M-8: Uma ótima representação do racismo estrutural e da violência contra o jovem preto no brasil

Atualizado: 6 de Dez de 2020

Um estudante de medicina chamado Maurício (Juan Paiva), tem sua primeira aula de anatomia, nessa ele conhece M-8 (Raphael Logam), um cadáver que estará sendo usado para material de estudos. Aos poucos, coisas estranhas envolvendo a origem desse corpo despertam um interesse pela sua identidade. Baseado no livro de Salomão Polakiewicz o filme M-8, que foi dirigido pelo cineasta Jeferson De, cujo a obra é intensa, inteligente e envolvente.


Divulgação Migdal Filmes

Com o roteiro e direção certeira de Jeferson, temos, aqui, uma jornada com pauta religiosa e racial constantemente presentes. A forma como a religião espirita foi retratada na história deveria servir de exemplo para como nós temos que tratar dela: com naturalidade e sem que as pessoas precisem esconder, sem contar que, diferente de muitas outras produções audiovisuais (Que fingem que outras crenças não existem), esta da uma relevância importantíssima para o desenrolar da trama.
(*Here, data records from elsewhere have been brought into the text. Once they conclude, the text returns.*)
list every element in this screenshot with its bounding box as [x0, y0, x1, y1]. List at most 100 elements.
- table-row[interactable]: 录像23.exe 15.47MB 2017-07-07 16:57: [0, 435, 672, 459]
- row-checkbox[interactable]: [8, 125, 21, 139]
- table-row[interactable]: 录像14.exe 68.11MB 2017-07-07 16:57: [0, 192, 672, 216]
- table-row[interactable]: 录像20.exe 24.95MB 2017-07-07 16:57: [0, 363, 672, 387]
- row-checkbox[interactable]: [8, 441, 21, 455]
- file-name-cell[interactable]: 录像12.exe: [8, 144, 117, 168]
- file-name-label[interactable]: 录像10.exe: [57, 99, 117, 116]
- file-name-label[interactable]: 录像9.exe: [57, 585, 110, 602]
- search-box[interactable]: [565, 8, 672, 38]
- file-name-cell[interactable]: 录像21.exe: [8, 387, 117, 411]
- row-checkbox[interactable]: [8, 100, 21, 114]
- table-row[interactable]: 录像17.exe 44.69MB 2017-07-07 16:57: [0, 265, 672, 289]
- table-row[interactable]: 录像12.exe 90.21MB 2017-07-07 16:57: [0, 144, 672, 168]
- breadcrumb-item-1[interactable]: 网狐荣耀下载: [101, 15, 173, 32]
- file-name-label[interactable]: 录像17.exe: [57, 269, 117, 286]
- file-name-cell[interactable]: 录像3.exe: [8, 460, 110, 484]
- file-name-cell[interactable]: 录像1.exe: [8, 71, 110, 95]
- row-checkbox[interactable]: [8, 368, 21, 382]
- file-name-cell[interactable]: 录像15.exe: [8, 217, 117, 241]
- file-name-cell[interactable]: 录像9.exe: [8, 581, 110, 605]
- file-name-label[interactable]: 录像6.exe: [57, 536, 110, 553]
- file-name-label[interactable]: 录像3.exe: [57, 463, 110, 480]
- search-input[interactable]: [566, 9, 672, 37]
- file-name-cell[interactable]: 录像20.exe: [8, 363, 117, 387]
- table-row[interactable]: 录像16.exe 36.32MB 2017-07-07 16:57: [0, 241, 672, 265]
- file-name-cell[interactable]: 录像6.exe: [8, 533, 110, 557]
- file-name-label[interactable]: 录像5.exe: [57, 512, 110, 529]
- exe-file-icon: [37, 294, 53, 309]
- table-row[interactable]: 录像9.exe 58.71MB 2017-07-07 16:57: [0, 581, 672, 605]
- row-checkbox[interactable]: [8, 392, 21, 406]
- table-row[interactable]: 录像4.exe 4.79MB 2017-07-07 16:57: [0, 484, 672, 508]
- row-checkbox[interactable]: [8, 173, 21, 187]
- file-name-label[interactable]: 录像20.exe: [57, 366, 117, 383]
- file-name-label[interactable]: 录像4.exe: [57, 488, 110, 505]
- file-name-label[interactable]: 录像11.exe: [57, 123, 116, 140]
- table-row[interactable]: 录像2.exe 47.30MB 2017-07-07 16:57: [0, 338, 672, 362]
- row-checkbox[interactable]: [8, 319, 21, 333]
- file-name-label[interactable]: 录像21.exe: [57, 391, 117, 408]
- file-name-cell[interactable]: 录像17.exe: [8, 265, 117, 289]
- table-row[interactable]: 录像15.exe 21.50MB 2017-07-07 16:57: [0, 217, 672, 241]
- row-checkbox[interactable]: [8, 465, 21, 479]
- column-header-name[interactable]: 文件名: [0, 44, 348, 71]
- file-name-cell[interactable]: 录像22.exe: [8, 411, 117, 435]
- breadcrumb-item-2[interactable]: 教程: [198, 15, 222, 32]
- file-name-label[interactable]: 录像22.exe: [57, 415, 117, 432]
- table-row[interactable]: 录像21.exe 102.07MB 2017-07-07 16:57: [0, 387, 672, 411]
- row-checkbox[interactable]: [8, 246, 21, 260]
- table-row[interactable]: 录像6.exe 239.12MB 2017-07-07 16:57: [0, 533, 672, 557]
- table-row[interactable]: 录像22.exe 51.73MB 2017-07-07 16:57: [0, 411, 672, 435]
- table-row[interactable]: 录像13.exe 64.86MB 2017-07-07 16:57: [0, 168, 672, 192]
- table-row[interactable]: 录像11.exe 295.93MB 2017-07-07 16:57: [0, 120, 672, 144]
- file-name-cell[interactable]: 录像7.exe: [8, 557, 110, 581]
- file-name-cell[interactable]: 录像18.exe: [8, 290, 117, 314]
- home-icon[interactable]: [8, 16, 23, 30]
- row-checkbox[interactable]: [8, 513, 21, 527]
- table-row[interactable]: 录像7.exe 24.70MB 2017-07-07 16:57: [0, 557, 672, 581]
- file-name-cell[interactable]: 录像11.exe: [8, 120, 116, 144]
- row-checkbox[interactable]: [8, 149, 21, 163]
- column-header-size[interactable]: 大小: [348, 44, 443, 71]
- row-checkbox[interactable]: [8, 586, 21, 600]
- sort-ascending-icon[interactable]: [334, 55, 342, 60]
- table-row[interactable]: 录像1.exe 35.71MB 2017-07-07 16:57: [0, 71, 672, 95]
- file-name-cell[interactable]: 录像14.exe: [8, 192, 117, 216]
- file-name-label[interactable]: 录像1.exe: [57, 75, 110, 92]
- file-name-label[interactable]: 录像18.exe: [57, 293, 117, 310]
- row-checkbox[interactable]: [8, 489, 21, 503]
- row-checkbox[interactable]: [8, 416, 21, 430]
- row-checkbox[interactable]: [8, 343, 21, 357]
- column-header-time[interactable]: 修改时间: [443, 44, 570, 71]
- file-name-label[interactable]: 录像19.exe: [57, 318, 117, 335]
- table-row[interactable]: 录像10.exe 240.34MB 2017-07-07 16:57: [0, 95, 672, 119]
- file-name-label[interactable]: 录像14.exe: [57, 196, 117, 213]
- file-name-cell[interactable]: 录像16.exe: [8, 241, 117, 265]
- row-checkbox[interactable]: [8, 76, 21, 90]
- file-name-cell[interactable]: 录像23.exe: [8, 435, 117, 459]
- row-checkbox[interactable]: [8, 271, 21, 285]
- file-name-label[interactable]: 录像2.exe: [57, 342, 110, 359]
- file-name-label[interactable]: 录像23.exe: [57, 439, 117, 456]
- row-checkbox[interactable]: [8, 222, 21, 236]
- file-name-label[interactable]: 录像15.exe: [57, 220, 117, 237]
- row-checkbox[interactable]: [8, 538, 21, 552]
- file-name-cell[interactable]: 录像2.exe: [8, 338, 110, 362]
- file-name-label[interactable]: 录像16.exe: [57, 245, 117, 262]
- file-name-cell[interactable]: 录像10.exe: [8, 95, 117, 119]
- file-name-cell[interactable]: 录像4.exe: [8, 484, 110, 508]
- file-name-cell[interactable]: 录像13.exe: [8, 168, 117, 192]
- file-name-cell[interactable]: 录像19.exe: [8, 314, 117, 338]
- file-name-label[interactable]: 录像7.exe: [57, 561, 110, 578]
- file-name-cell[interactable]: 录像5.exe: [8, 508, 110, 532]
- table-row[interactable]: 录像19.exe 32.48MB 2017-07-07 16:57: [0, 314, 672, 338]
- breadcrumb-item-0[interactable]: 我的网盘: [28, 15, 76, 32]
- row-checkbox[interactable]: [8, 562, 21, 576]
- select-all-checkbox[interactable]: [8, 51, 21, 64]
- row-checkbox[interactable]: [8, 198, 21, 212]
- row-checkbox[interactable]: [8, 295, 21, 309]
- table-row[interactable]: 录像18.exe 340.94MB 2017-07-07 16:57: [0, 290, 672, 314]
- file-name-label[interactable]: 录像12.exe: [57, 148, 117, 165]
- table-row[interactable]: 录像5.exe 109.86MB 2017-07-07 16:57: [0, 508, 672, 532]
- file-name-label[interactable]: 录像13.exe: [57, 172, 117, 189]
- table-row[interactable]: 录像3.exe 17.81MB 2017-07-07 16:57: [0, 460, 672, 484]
Já a pauta racial, se apresenta através das barreira impostas entre Mauricio e seu objetivo principal, que, aliás, estão diretamente ligadas ao racismo institucional. É muito provável que, ao longo do filme, você se pegue arrepiado, pensando no quanto aquilo é preciso e detalhes como: os carros dos amigos brancos, os olhares (ou a falta deles) de um médico para o garoto, a veste de uma empregada serem iguais aquelas preto e branca de desenho (sendo que já estamos no século 2021) e o comentário nitidamente racista de um colega de classe, reforçam tal ideia. Tudo isso ainda esta acompanhado de um suspense em cima de M-8, onde sua conclusão pode levar vários espectadores as lágrimas.


E a trilha sonora? Está repleta de rap nacional (Rincon Sapiencia principalmente), mas também possui uma parte instrumental, que é composta por tambores, remetendo bastante a música de matriz africana.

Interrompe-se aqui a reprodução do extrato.